Case Presentation: A 33-year-old Japanese man, with no significant past medical history, presented to our hospital with a two-day history of fever, diarrhoea and diffuse maculopapular rash. Four weeks before, he had taken cefaclor, and NSAID after extraction of his teeth. One week before, he took levofloxacin for cough, nausea, diarrhea and right parotid gland enlargement. Two days prior to presentation, he started to have maculopapular rash in the bilateral arms, which expanded to whole body including face over the two days. Then, he was admitted. His vital signs on admission were temperature of 37.4°C, blood pressure of 87/45mmHg, heart rate of 120 beats/min, respiratory rate of 30 breaths/min, and oxygen saturation of 98% on room air. Erythematous macules and papules on the entire body with facial edema was noted. The Nikolsky sign was negative. Laboratory studies revealed white blood cell count of 40.4×103/μl with 10.5% eosinophils, as well as thrombocytopenia of 44×103/μL. No atypical lymphocytes were found. His blood chemistry test showed blood urea nitrogen of 74.9mg/dl, serum creatinine 6.76mg/dl, aspartate amino transaminase 1763U/ml, and alanine aminotransferase 2204U/ml. His blood cultures and urine cultures were negative. The Abdominal CT scan showed slight enlargement of periaortic lymph nodes. After admission, he developed oliguric azotemia and profound hypotension, requiring haemodialysis and norepinephrine. Based on rash, fever, eosinophilia and several organ involvement, drug reaction with eosinophilia and systemic symptoms syndrome (DRESS syndrome) was diagnosed. Prednisolone 60mg/day was started. His skin rash and multi-organ dysfunction as well as cardiogenic shock was resolved dramatically soon after initiation of prednisolone. He was discharged home. We successfully discontinued 9 weeks course of steroid.

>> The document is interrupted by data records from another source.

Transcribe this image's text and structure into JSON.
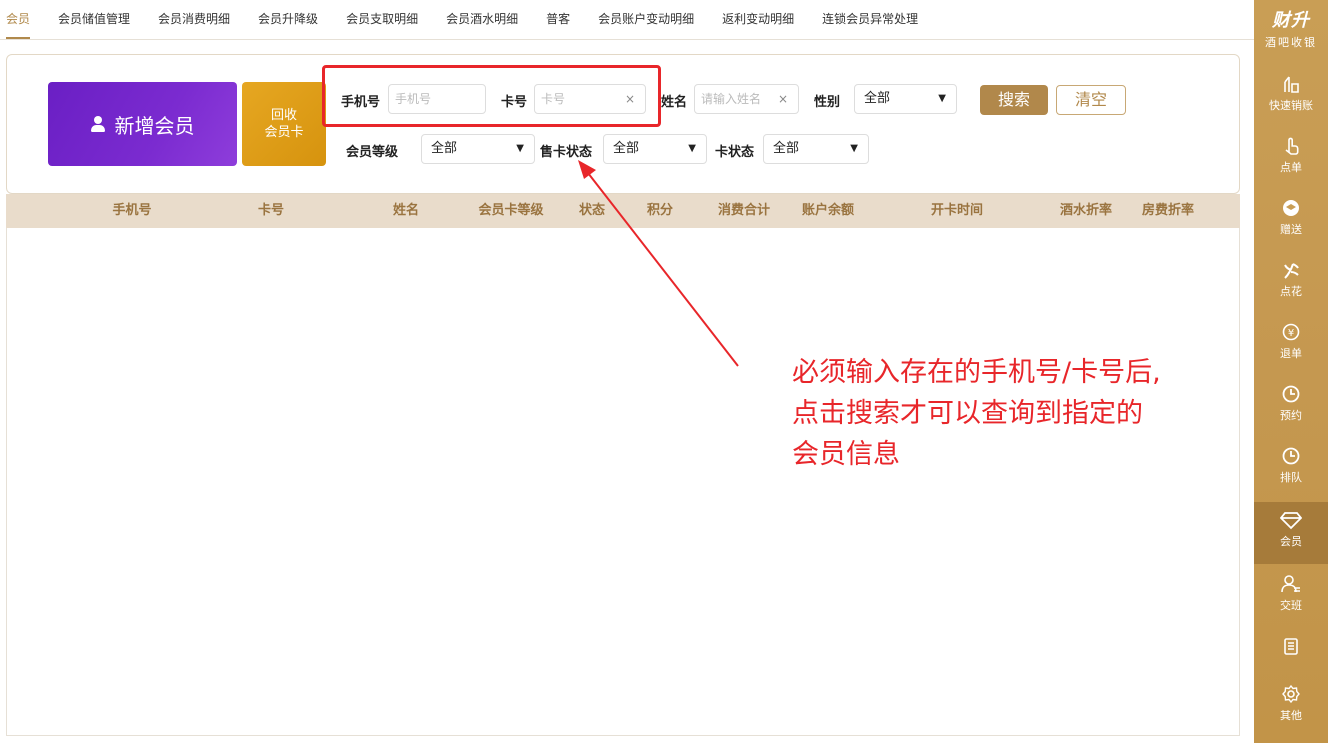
{
  "tabs": [
    "会员",
    "会员储值管理",
    "会员消费明细",
    "会员升降级",
    "会员支取明细",
    "会员酒水明细",
    "普客",
    "会员账户变动明细",
    "返利变动明细",
    "连锁会员异常处理"
  ],
  "active_tab": "会员",
  "search": {
    "add_member": "新增会员",
    "recycle_line1": "回收",
    "recycle_line2": "会员卡",
    "phone_label": "手机号",
    "phone_placeholder": "手机号",
    "card_label": "卡号",
    "card_placeholder": "卡号",
    "name_label": "姓名",
    "name_placeholder": "请输入姓名",
    "gender_label": "性别",
    "gender_value": "全部",
    "level_label": "会员等级",
    "level_value": "全部",
    "sale_status_label": "售卡状态",
    "sale_status_value": "全部",
    "card_status_label": "卡状态",
    "card_status_value": "全部",
    "search_btn": "搜索",
    "clear_btn": "清空",
    "clear_x": "×"
  },
  "table": {
    "columns": [
      "手机号",
      "卡号",
      "姓名",
      "会员卡等级",
      "状态",
      "积分",
      "消费合计",
      "账户余额",
      "开卡时间",
      "酒水折率",
      "房费折率"
    ]
  },
  "annotation": {
    "line1": "必须输入存在的手机号/卡号后,",
    "line2": "点击搜索才可以查询到指定的",
    "line3": "会员信息"
  },
  "sidebar": {
    "brand": "财升",
    "brand_sub": "酒吧收银",
    "items": [
      {
        "label": "快速销账",
        "icon": "quick-checkout-icon"
      },
      {
        "label": "点单",
        "icon": "tap-order-icon"
      },
      {
        "label": "赠送",
        "icon": "gift-icon"
      },
      {
        "label": "点花",
        "icon": "flower-icon"
      },
      {
        "label": "退单",
        "icon": "refund-icon"
      },
      {
        "label": "预约",
        "icon": "clock-icon"
      },
      {
        "label": "排队",
        "icon": "clock-icon"
      },
      {
        "label": "会员",
        "icon": "diamond-icon"
      },
      {
        "label": "交班",
        "icon": "handover-icon"
      },
      {
        "label": "",
        "icon": "report-icon"
      },
      {
        "label": "其他",
        "icon": "gear-icon"
      }
    ],
    "active": "会员"
  },
  "colors": {
    "accent": "#b1884b",
    "sidebar": "#c99e55",
    "annotation": "#e8262a",
    "add_member_bg": "#7027c9",
    "recycle_bg": "#e0a01a"
  }
}
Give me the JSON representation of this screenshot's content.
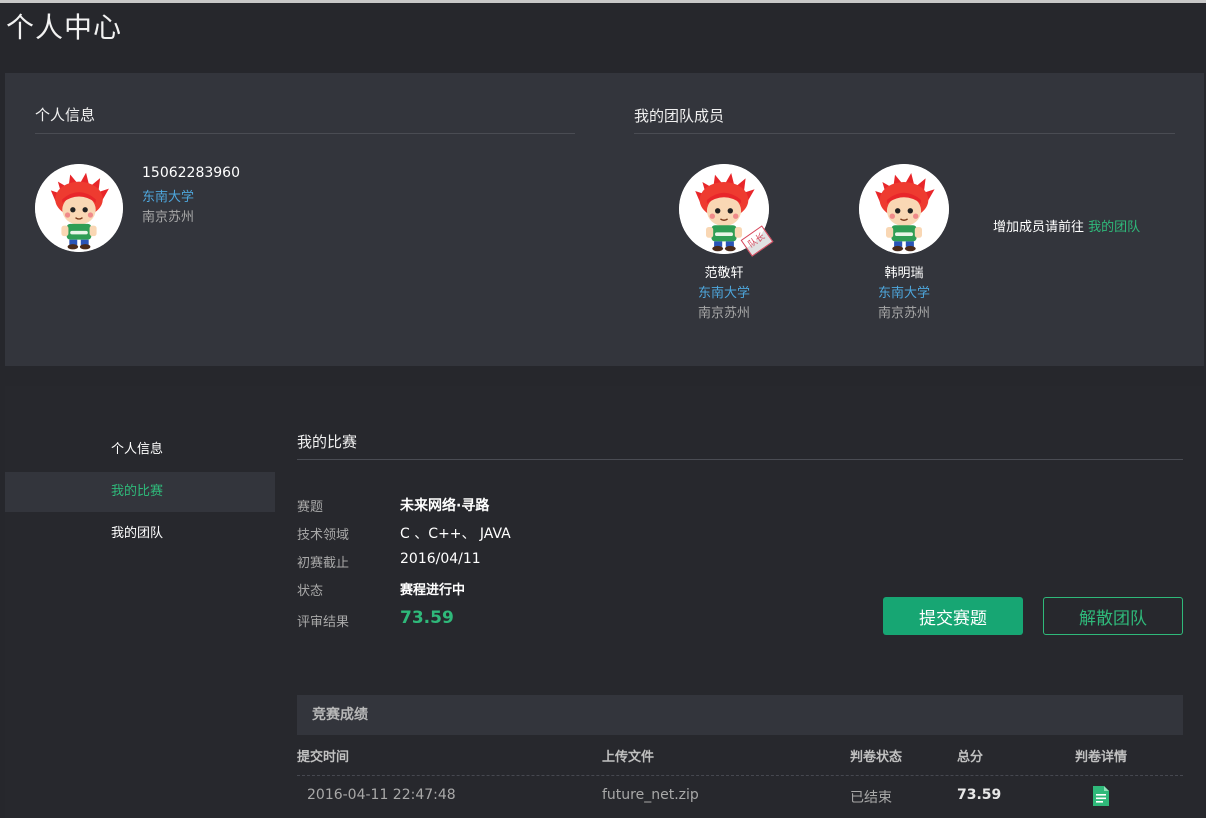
{
  "page": {
    "title": "个人中心"
  },
  "profile": {
    "title": "个人信息",
    "phone": "15062283960",
    "school": "东南大学",
    "city": "南京苏州"
  },
  "team": {
    "title": "我的团队成员",
    "leader_stamp": "队长",
    "members": [
      {
        "name": "范敬轩",
        "school": "东南大学",
        "city": "南京苏州"
      },
      {
        "name": "韩明瑞",
        "school": "东南大学",
        "city": "南京苏州"
      }
    ],
    "add_text": "增加成员请前往",
    "add_link": "我的团队"
  },
  "sidebar": {
    "items": [
      {
        "label": "个人信息"
      },
      {
        "label": "我的比赛"
      },
      {
        "label": "我的团队"
      }
    ]
  },
  "contest": {
    "title": "我的比赛",
    "fields": [
      {
        "label": "赛题",
        "value": "未来网络·寻路"
      },
      {
        "label": "技术领域",
        "value": "C 、C++、 JAVA"
      },
      {
        "label": "初赛截止",
        "value": "2016/04/11"
      },
      {
        "label": "状态",
        "value": "赛程进行中"
      },
      {
        "label": "评审结果",
        "value": "73.59"
      }
    ],
    "submit_label": "提交赛题",
    "dissolve_label": "解散团队"
  },
  "results": {
    "title": "竞赛成绩",
    "columns": [
      "提交时间",
      "上传文件",
      "判卷状态",
      "总分",
      "判卷详情"
    ],
    "rows": [
      {
        "time": "2016-04-11 22:47:48",
        "file": "future_net.zip",
        "status": "已结束",
        "score": "73.59"
      }
    ]
  },
  "colors": {
    "accent_green": "#2fb97a",
    "link_blue": "#4ea6dc",
    "button_green": "#17a673",
    "panel_bg": "#33353c",
    "page_bg": "#26272c"
  },
  "icons": {
    "avatar": "cartoon-red-hair-avatar",
    "detail": "document-icon"
  }
}
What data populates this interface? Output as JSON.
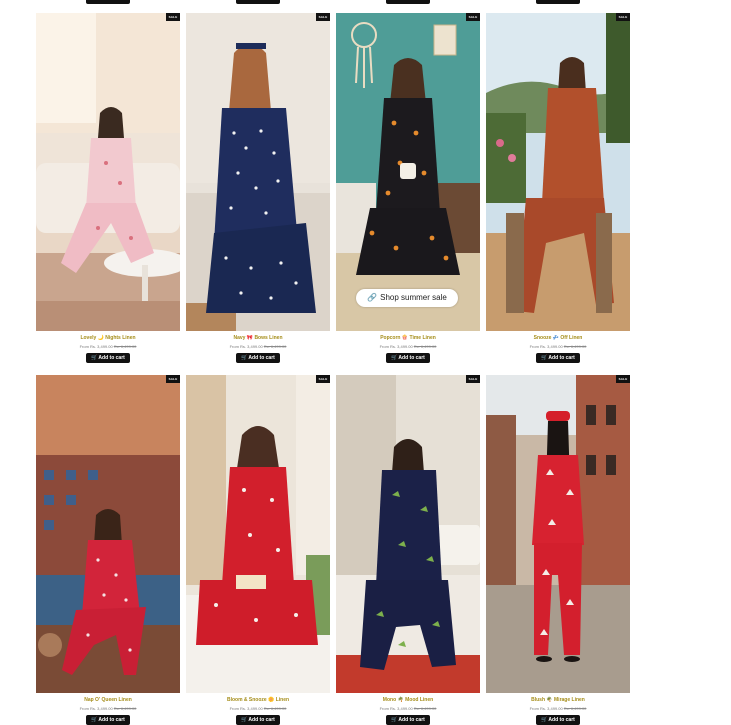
{
  "promo": {
    "label": "Shop summer sale",
    "icon": "link-icon"
  },
  "badge_text": "SALE",
  "cart_icon": "cart-icon",
  "products": [
    {
      "title": "Lovely 🌙 Nights Linen",
      "price_from": "From Rs. 3,499.00",
      "price_old": "Rs. 6,499.00",
      "cart_label": "Add to cart"
    },
    {
      "title": "Navy 🎀 Bows Linen",
      "price_from": "From Rs. 3,499.00",
      "price_old": "Rs. 6,499.00",
      "cart_label": "Add to cart"
    },
    {
      "title": "Popcorn 🍿 Time Linen",
      "price_from": "From Rs. 3,499.00",
      "price_old": "Rs. 6,499.00",
      "cart_label": "Add to cart"
    },
    {
      "title": "Snooze 💤 Off Linen",
      "price_from": "From Rs. 3,499.00",
      "price_old": "Rs. 6,499.00",
      "cart_label": "Add to cart"
    },
    {
      "title": "Nap O' Queen Linen",
      "price_from": "From Rs. 3,499.00",
      "price_old": "Rs. 6,499.00",
      "cart_label": "Add to cart"
    },
    {
      "title": "Bloom & Snooze 🌼 Linen",
      "price_from": "From Rs. 3,499.00",
      "price_old": "Rs. 6,499.00",
      "cart_label": "Add to cart"
    },
    {
      "title": "Mono 🌴 Mood Linen",
      "price_from": "From Rs. 3,499.00",
      "price_old": "Rs. 6,499.00",
      "cart_label": "Add to cart"
    },
    {
      "title": "Blush 🌴 Mirage Linen",
      "price_from": "From Rs. 3,499.00",
      "price_old": "Rs. 6,499.00",
      "cart_label": "Add to cart"
    }
  ],
  "colors": {
    "title": "#a58d19",
    "price": "#8b8b8b",
    "button": "#111111"
  }
}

Discussion: We reported a case with fever, skin rash, eosinophilia, acute renal failure, liver dysfunction and cardiogenic shock due to myocarditis and pericardial effusion. According to the RegiSCAR scoring system, our patient was diagnosed as definite DRESS. We suspect NSAID or quinolone as a possible causative drug, which have been reported in previous case reports. Myocarditis due to DRESS is rare. Only 22 cases were reported. It could be fatal and under-recognized manifestation of DRESS, which may occur long after the onset. We should suspect of it and need to perform echocardiography in case of DRESS, especially when hemodynamically instability occurs. Early diagnosis and prompt withdrawal of the offending drug is essential. The use of corticosteroids is recommended for patients with visceral involvement.

Conclusions: We reported a case of definite DRESS syndrome complicated with severe myocarditis. Early recognition and prompt removal of the culprit agent and treatment of corticosteroid is important for this life threatening condition.